In a case study shared by Degani, Voicesense tested its technology with a large European bank. The bank provided voice samples to a few thousand debtors. (The bank already knew who had and had not defaulted on their loans.) Voicesense applied its algorithm to these samples and ranked the records as low, medium, and high risk. In one of these analyzes, 6% of the predicted "low risk" people were missing, compared to 27% of the group that Voicesense considered high risk. In another assessment of the likelihood of temporary employees leaving their jobs, 13% of those with an algorithm rated "low risk" left, compared to 39% of the high risk group.

"What happens when the algorithms are wrong?"

These are all plausible applications, says Ghosh, the MIT scientist. Nothing is obvious to him. But as with any predictive technology, it is easy to generalize too much if the analysis is not well done. "In general, until I see proof that something has been validated on X number of people and this diversity of population, I would have a hard time taking for granted the request of someone," he said. "The characteristics of the voice can vary considerably unless you have sampled enough, which is why we avoid making very strong claims."

For its part, Degani indicates that the Voicesense speech processing algorithm measures more than 200 parameters per second and can be accurate in many languages, including tonal languages ​​such as Mandarin. The program is still in the pilot stage, but the company is in contact with major banks, he said, and with other investors. "Everyone is fascinated by the potential of this technology."

Customer service is one thing, but Robert D'Ovidio, a professor of criminology at Drexel University, fears that some of the applications Voicesense is considering are discriminatory. Imagine that you call a mortgage company, he says, who uses your voice to determine that you have a higher risk of heart disease, and that you are considered to be at higher risk because you would not be able to. not be long. "I really think we're going to have a consumer protection law created to protect us from collecting them," D'Ovidio adds.

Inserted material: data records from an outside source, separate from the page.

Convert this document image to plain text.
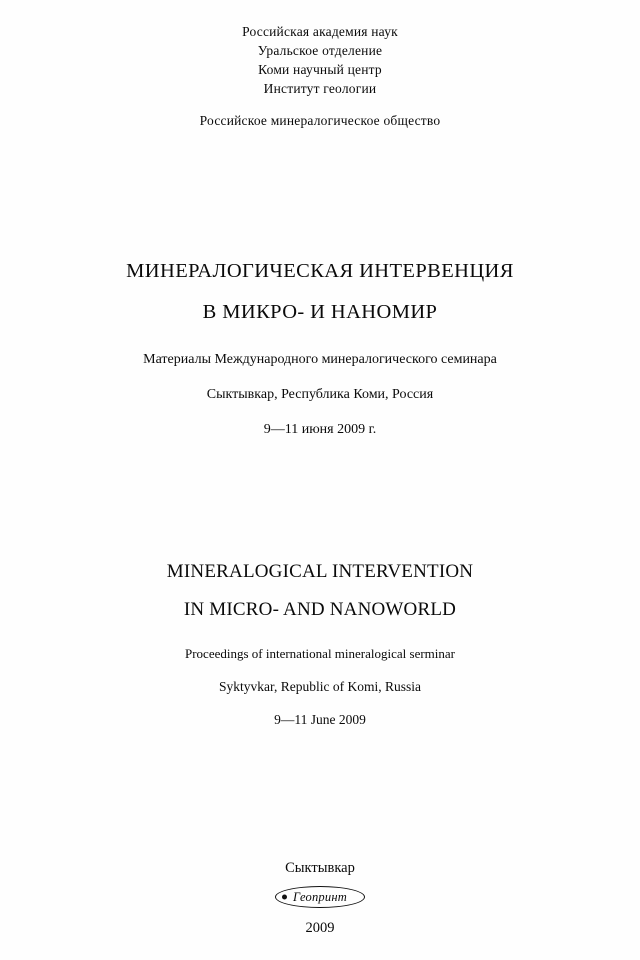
Российская академия наук
Уральское отделение
Коми научный центр
Институт геологии
Российское минералогическое общество
МИНЕРАЛОГИЧЕСКАЯ ИНТЕРВЕНЦИЯ
В МИКРО- И НАНОМИР
Материалы Международного минералогического семинара
Сыктывкар, Республика Коми, Россия
9—11 июня 2009 г.
MINERALOGICAL INTERVENTION
IN MICRO- AND NANOWORLD
Proceedings of international mineralogical serminar
Syktyvkar, Republic of Komi, Russia
9—11 June 2009
Сыктывкар
Геопринт
2009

Ryan Calo, a professor at the University of Washington Law School, believes that some consumer protections already exist. The voice is considered a biometric measure and some states, like Illinois, already have laws guaranteeing biometric security. Calo adds that the problem of biases that are correlated to sensitive categories such as race or gender is endemic to machine learning techniques, whether they are used in voice analysis or in speech analysis. resume reading. But people feel viscerally upset when these machine learning methods are used for facial or voice recognition, in part because these features are very personal. And while there are anti-discrimination laws, there are many problems with voice analysis that arise more generally, namely when it is acceptable to use information and what constitutes discrimination, concepts with which our society has not been sufficiently debated.

"I hope that in the future, we will understand that it is only data, regardless of their form, such as a series of numbers entered in a spreadsheet or captured voiceprint, "says D'Ovidio. At a minimum, he adds, we should demand that we be informed when something like this is used. "And I would like to see a regulatory movement in consumer protection," he said. "What happens when the algorithms are wrong?"

Correction March 14, 2019, 2:20 pm EDT: Satrajit Ghosh is a researcher at MIT's McGovern Brain Research Center. A previous version of the article called him a "professor" of MIT as a second reference.